Drôle de lundi. À midi, l'ancien PDG de la Caisse de dépôt dit prendre «l'entière responsabilité» mais sans douleur et sans conséquence. À la sortie des bureaux, Guy Carbonneau est congédié pour des résultats qui ne sont sûrement pas de son entière responsabilité.

La loi du sport a le mérite d'être claire. Elle n'est pas plus juste pour autant. Mais elle est incontestable: gagne ou crève.

 

S'il avait été dirigeant de la Caisse de dépôt, Guy Carbonneau se serait amené hier au dîner de la chambre de commerce, avec force tableaux et graphiques.
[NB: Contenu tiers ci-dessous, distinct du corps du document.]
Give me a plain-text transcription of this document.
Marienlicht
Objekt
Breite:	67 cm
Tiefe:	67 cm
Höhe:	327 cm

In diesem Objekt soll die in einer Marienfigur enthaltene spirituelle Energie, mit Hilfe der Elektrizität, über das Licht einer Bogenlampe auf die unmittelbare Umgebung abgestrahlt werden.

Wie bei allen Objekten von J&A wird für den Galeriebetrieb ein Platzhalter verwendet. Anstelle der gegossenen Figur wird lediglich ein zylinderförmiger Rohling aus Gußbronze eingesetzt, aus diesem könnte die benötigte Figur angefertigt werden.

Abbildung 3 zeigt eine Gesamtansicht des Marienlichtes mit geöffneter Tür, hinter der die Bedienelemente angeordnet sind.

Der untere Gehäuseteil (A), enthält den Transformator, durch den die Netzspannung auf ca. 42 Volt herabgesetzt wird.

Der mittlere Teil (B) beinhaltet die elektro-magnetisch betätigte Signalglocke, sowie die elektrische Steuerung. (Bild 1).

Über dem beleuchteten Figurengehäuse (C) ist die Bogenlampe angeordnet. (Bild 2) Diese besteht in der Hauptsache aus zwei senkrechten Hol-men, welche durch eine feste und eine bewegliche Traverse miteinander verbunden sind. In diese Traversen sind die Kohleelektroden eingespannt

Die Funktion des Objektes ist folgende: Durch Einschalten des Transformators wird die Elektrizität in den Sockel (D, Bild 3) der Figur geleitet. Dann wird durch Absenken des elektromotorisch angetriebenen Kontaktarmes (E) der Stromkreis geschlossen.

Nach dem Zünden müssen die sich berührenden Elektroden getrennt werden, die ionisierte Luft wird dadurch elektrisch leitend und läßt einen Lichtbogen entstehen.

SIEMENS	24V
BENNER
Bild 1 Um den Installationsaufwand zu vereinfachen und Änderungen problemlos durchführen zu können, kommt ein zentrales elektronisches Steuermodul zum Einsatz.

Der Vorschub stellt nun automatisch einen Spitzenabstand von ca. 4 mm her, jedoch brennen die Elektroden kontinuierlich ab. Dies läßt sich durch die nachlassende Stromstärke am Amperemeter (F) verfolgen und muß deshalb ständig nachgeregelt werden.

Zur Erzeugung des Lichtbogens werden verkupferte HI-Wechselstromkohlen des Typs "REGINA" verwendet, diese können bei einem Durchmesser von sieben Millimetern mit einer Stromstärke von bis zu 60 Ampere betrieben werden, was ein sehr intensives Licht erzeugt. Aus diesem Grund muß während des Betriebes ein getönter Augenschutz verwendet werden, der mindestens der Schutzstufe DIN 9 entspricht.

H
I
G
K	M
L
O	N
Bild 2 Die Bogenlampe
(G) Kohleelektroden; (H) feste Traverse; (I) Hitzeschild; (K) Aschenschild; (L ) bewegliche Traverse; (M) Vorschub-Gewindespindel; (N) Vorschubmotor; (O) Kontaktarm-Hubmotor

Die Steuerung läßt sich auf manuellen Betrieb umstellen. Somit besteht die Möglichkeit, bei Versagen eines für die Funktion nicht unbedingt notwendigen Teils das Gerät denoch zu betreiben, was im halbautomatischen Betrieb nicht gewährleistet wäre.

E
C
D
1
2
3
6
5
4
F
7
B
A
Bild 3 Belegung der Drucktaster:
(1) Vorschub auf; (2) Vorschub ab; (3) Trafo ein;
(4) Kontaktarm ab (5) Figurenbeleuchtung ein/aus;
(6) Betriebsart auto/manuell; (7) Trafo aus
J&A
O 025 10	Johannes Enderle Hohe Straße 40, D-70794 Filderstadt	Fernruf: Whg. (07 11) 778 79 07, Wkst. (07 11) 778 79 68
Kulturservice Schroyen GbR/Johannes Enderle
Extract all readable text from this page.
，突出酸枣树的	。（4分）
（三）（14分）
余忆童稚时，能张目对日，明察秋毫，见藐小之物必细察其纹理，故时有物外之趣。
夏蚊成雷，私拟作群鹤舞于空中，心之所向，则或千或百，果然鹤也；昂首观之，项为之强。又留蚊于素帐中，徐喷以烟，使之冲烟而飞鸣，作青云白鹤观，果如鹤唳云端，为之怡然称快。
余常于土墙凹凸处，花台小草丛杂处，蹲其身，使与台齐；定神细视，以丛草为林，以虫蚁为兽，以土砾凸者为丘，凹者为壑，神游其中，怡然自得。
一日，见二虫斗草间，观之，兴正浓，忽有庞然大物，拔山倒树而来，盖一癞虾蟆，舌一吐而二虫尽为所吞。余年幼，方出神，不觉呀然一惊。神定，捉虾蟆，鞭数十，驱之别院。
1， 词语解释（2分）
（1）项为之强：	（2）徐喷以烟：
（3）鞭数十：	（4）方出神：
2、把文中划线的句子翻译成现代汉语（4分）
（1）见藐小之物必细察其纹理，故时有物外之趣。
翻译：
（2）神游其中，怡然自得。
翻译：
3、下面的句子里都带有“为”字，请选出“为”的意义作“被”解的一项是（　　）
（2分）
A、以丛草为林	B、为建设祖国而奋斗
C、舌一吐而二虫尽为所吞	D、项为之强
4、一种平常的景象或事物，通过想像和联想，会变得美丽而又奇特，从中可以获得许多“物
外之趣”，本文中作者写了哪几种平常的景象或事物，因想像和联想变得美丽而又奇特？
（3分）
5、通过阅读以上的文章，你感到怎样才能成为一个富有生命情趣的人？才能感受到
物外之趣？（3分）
Le tout destiné à démontrer que tout ce qui s'est passé de désagréable dans son club de hockey n'est pas de sa faute. Pratiques courantes établies bien avant lui, décisions de prédécesseurs et concours de circonstances. Rien de plus.

Ainsi, messieurs-dames de la chambre de commerce, le joueur le plus productif du Canadien, Robert Lang (0,78 point par match), est blessé depuis le 1er février. C'est comme par hasard à peu près le commencement des difficultés du club.

Si ce n'était que ça: Alex Tanguay (0,75) a manqué 30 parties sur 66. Le capitaine Saku Koivu (0,73) a manqué le quart des parties.

Messieurs-dames de la chambre de commerce, je vous le demande: quel club au monde peut se passer de trois de ses cinq meilleurs attaquants? Et qui aurait pu prévoir cela?

Les gens de la chambre de commerce auraient dit: ben oui, funeste coup du sort. Parfaite tempête!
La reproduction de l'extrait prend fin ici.